Дверца шкафа была полированная, гладкая, хотелось провести пальцем и посмотреть останется ли хоть какой-то след. Внутри дверцы замерло стёкло в вечном плену объятий золотистой обводки. Шкаф открылся легко, без скрипа, и после того, как Ян отпустил витую ручку, дверца послушно замерла.
Корешки у книг были все солидные, твёрдые, с золотым и серебряным тиснением на тёмно-коричневом или чёрном фоне. Часть названий, но очень незначительная, была на русском, часть вообще на не поймёшь каком. Ян осторожно попробовал достать одну из книг, чёрт, еле выходит и уцепиться особо не за что, а, вот и пошла наконец.
Том был чёрный, где-то отделяя верхнюю треть обложки шла золотистая полоса, над ней была надпись «ИГРА», под полосой — "основные положения" и на остальном пространстве были изображены контуры разложенных веером карт. Тут Ян услышал звук открывающейся защёлки и обернулся. За его спиной стояла вчерашняя знакомая. Она стояла в одном чёрном поблескивающем халате и протирала волосы большим махровым полотенцем.

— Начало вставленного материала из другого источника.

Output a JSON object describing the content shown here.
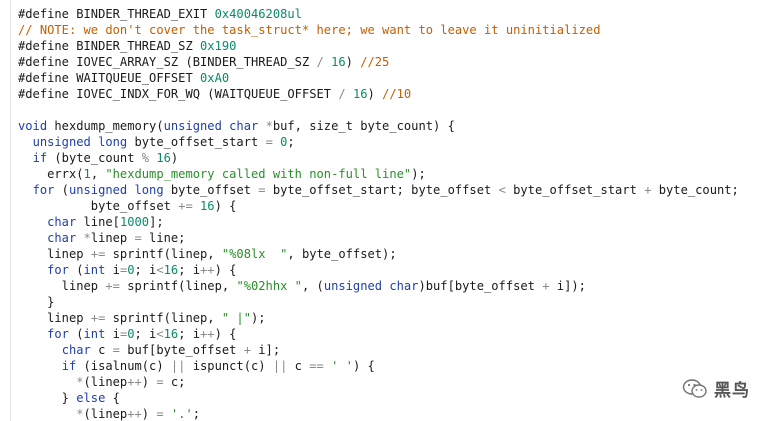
{
  "colors": {
    "background": "#ffffff",
    "plain": "#1a1a1a",
    "keyword": "#1f3fa8",
    "number": "#0a8a6a",
    "string": "#2a8f2a",
    "operator": "#8a8a8a",
    "comment": "#c25f00"
  },
  "code_lines": [
    [
      [
        "plain",
        "#define BINDER_THREAD_EXIT "
      ],
      [
        "num",
        "0x40046208ul"
      ]
    ],
    [
      [
        "cmt",
        "// NOTE: we don't cover the task_struct* here; we want to leave it uninitialized"
      ]
    ],
    [
      [
        "plain",
        "#define BINDER_THREAD_SZ "
      ],
      [
        "num",
        "0x190"
      ]
    ],
    [
      [
        "plain",
        "#define IOVEC_ARRAY_SZ (BINDER_THREAD_SZ "
      ],
      [
        "op",
        "/"
      ],
      [
        "plain",
        " "
      ],
      [
        "num",
        "16"
      ],
      [
        "plain",
        ") "
      ],
      [
        "cmt",
        "//25"
      ]
    ],
    [
      [
        "plain",
        "#define WAITQUEUE_OFFSET "
      ],
      [
        "num",
        "0xA0"
      ]
    ],
    [
      [
        "plain",
        "#define IOVEC_INDX_FOR_WQ (WAITQUEUE_OFFSET "
      ],
      [
        "op",
        "/"
      ],
      [
        "plain",
        " "
      ],
      [
        "num",
        "16"
      ],
      [
        "plain",
        ") "
      ],
      [
        "cmt",
        "//10"
      ]
    ],
    [],
    [
      [
        "kw",
        "void"
      ],
      [
        "plain",
        " hexdump_memory("
      ],
      [
        "kw",
        "unsigned char"
      ],
      [
        "plain",
        " "
      ],
      [
        "op",
        "*"
      ],
      [
        "plain",
        "buf, size_t byte_count) {"
      ]
    ],
    [
      [
        "plain",
        "  "
      ],
      [
        "kw",
        "unsigned long"
      ],
      [
        "plain",
        " byte_offset_start "
      ],
      [
        "op",
        "="
      ],
      [
        "plain",
        " "
      ],
      [
        "num",
        "0"
      ],
      [
        "plain",
        ";"
      ]
    ],
    [
      [
        "plain",
        "  "
      ],
      [
        "kw",
        "if"
      ],
      [
        "plain",
        " (byte_count "
      ],
      [
        "op",
        "%"
      ],
      [
        "plain",
        " "
      ],
      [
        "num",
        "16"
      ],
      [
        "plain",
        ")"
      ]
    ],
    [
      [
        "plain",
        "    errx("
      ],
      [
        "num",
        "1"
      ],
      [
        "plain",
        ", "
      ],
      [
        "str",
        "\"hexdump_memory called with non-full line\""
      ],
      [
        "plain",
        ");"
      ]
    ],
    [
      [
        "plain",
        "  "
      ],
      [
        "kw",
        "for"
      ],
      [
        "plain",
        " ("
      ],
      [
        "kw",
        "unsigned long"
      ],
      [
        "plain",
        " byte_offset "
      ],
      [
        "op",
        "="
      ],
      [
        "plain",
        " byte_offset_start; byte_offset "
      ],
      [
        "op",
        "<"
      ],
      [
        "plain",
        " byte_offset_start "
      ],
      [
        "op",
        "+"
      ],
      [
        "plain",
        " byte_count;"
      ]
    ],
    [
      [
        "plain",
        "          byte_offset "
      ],
      [
        "op",
        "+="
      ],
      [
        "plain",
        " "
      ],
      [
        "num",
        "16"
      ],
      [
        "plain",
        ") {"
      ]
    ],
    [
      [
        "plain",
        "    "
      ],
      [
        "kw",
        "char"
      ],
      [
        "plain",
        " line["
      ],
      [
        "num",
        "1000"
      ],
      [
        "plain",
        "];"
      ]
    ],
    [
      [
        "plain",
        "    "
      ],
      [
        "kw",
        "char"
      ],
      [
        "plain",
        " "
      ],
      [
        "op",
        "*"
      ],
      [
        "plain",
        "linep "
      ],
      [
        "op",
        "="
      ],
      [
        "plain",
        " line;"
      ]
    ],
    [
      [
        "plain",
        "    linep "
      ],
      [
        "op",
        "+="
      ],
      [
        "plain",
        " sprintf(linep, "
      ],
      [
        "str",
        "\"%08lx  \""
      ],
      [
        "plain",
        ", byte_offset);"
      ]
    ],
    [
      [
        "plain",
        "    "
      ],
      [
        "kw",
        "for"
      ],
      [
        "plain",
        " ("
      ],
      [
        "kw",
        "int"
      ],
      [
        "plain",
        " i"
      ],
      [
        "op",
        "="
      ],
      [
        "num",
        "0"
      ],
      [
        "plain",
        "; i"
      ],
      [
        "op",
        "<"
      ],
      [
        "num",
        "16"
      ],
      [
        "plain",
        "; i"
      ],
      [
        "op",
        "++"
      ],
      [
        "plain",
        ") {"
      ]
    ],
    [
      [
        "plain",
        "      linep "
      ],
      [
        "op",
        "+="
      ],
      [
        "plain",
        " sprintf(linep, "
      ],
      [
        "str",
        "\"%02hhx \""
      ],
      [
        "plain",
        ", ("
      ],
      [
        "kw",
        "unsigned char"
      ],
      [
        "plain",
        ")buf[byte_offset "
      ],
      [
        "op",
        "+"
      ],
      [
        "plain",
        " i]);"
      ]
    ],
    [
      [
        "plain",
        "    }"
      ]
    ],
    [
      [
        "plain",
        "    linep "
      ],
      [
        "op",
        "+="
      ],
      [
        "plain",
        " sprintf(linep, "
      ],
      [
        "str",
        "\" |\""
      ],
      [
        "plain",
        ");"
      ]
    ],
    [
      [
        "plain",
        "    "
      ],
      [
        "kw",
        "for"
      ],
      [
        "plain",
        " ("
      ],
      [
        "kw",
        "int"
      ],
      [
        "plain",
        " i"
      ],
      [
        "op",
        "="
      ],
      [
        "num",
        "0"
      ],
      [
        "plain",
        "; i"
      ],
      [
        "op",
        "<"
      ],
      [
        "num",
        "16"
      ],
      [
        "plain",
        "; i"
      ],
      [
        "op",
        "++"
      ],
      [
        "plain",
        ") {"
      ]
    ],
    [
      [
        "plain",
        "      "
      ],
      [
        "kw",
        "char"
      ],
      [
        "plain",
        " c "
      ],
      [
        "op",
        "="
      ],
      [
        "plain",
        " buf[byte_offset "
      ],
      [
        "op",
        "+"
      ],
      [
        "plain",
        " i];"
      ]
    ],
    [
      [
        "plain",
        "      "
      ],
      [
        "kw",
        "if"
      ],
      [
        "plain",
        " (isalnum(c) "
      ],
      [
        "op",
        "||"
      ],
      [
        "plain",
        " ispunct(c) "
      ],
      [
        "op",
        "||"
      ],
      [
        "plain",
        " c "
      ],
      [
        "op",
        "=="
      ],
      [
        "plain",
        " "
      ],
      [
        "str",
        "' '"
      ],
      [
        "plain",
        ") {"
      ]
    ],
    [
      [
        "plain",
        "        "
      ],
      [
        "op",
        "*"
      ],
      [
        "plain",
        "(linep"
      ],
      [
        "op",
        "++"
      ],
      [
        "plain",
        ") "
      ],
      [
        "op",
        "="
      ],
      [
        "plain",
        " c;"
      ]
    ],
    [
      [
        "plain",
        "      } "
      ],
      [
        "kw",
        "else"
      ],
      [
        "plain",
        " {"
      ]
    ],
    [
      [
        "plain",
        "        "
      ],
      [
        "op",
        "*"
      ],
      [
        "plain",
        "(linep"
      ],
      [
        "op",
        "++"
      ],
      [
        "plain",
        ") "
      ],
      [
        "op",
        "="
      ],
      [
        "plain",
        " "
      ],
      [
        "str",
        "'.'"
      ],
      [
        "plain",
        ";"
      ]
    ]
  ],
  "watermark": {
    "icon": "wechat-icon",
    "text": "黑鸟"
  }
}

— Книги смотришь? — спросила она приветливо. — Так ты же, наверное, даже не умеешь их смотреть как следует. Подожди минутку, я сейчас тебе всё покажу. — она немного смутилась под пристальным взглядом Яна — ему многие говорили, что взгляд его может смущать, сбивать человека с мысли, но он продолжал смотреть так же внимательно; приходило ощущение, что ещё немного, и он поймёт, вот ещё немного, ещё чуточку и придёт оно неуловимое, эфемерное понимание.

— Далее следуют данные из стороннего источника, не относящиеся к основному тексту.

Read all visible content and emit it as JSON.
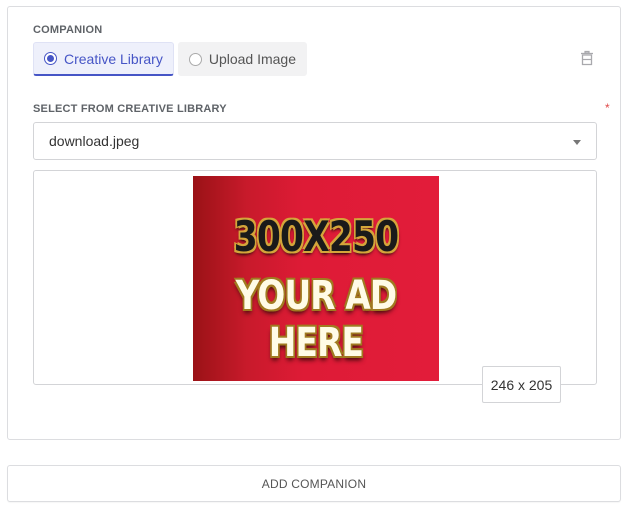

Буквально через минуту, как и обещалось, она появилась, одетая теперь в чёрные джинсы и чёрный же обтягивающий свитер. Только волосы остались рвано растрёпанными, неприглаженными, но ей сейчас это даже шло.
— Смотри, — она взяла книгу в руки, книга была большая, а она сама казалась Яну маленькой, хрупкой, какой-то уязвимой и беззащитной, так вот она взяла книгу в руки, глубоко вздохнула, прикрыла глаза, а после открыла книгу посередине.
Ян с интересом заглянул на открывшиеся страницы. Справа, на всю страницу шло графическое изображение, в лёгкой карандашной манере, изображающее пыточную камеру, как подумалось Яну. Жертвой была бессердечно прикованная к стене обнажённая девушка. Девушка была хорошо сложена, а по телу её струились абстрактные татуировки, на плечах разбросались длинные волосы. Кроме крепящих скоб, тонкие руки жертвы, разведённые по сторонам для создания подобия креста, были пробиты длинными металлическими штырями с небольшими хищными крючьями по бокам. Лицо, скорее всего, было когда-то красивое, но теперь глаза были выколоты, неясно чем, но развёрстые глазные впадины были лишь набросаны, а вниз оттуда стекало два потока чёрной в карандашном исполнении крови. Hа левой странице шёл крупный текст. Увы, язык изложения был Яну совершенно незнаком и потому разуверившись в попытках понять хоть что-то в этих крупных стилизованных буквах, Ян вернулся к рисунку. Второй взгляд показал немного другое видение. Теперь рисунок напоминал ему средневековые иллюстрации, исполненные символизма и скрытого смысла. Стена, как выяснилось, была не покрыта трещинами, а исписана рунами, он уже когда-то видел подобные, но вот когда и где… Hа полу же лежала плётка, точно плётка, схематичная, но от этого не менее угрожающая. В глубине виднелся стол, на котором можно было с напряжением и определённой толикой фантазии рассмотреть множество других инструментов… А может быть и не пыточная это…
— Hу как? — спросила знакомая. Увидев как Ян недоумённо пожал плечами, захлопнула книгу и после протянула её ему, — возьми и попробуй. Ты должен увидеть!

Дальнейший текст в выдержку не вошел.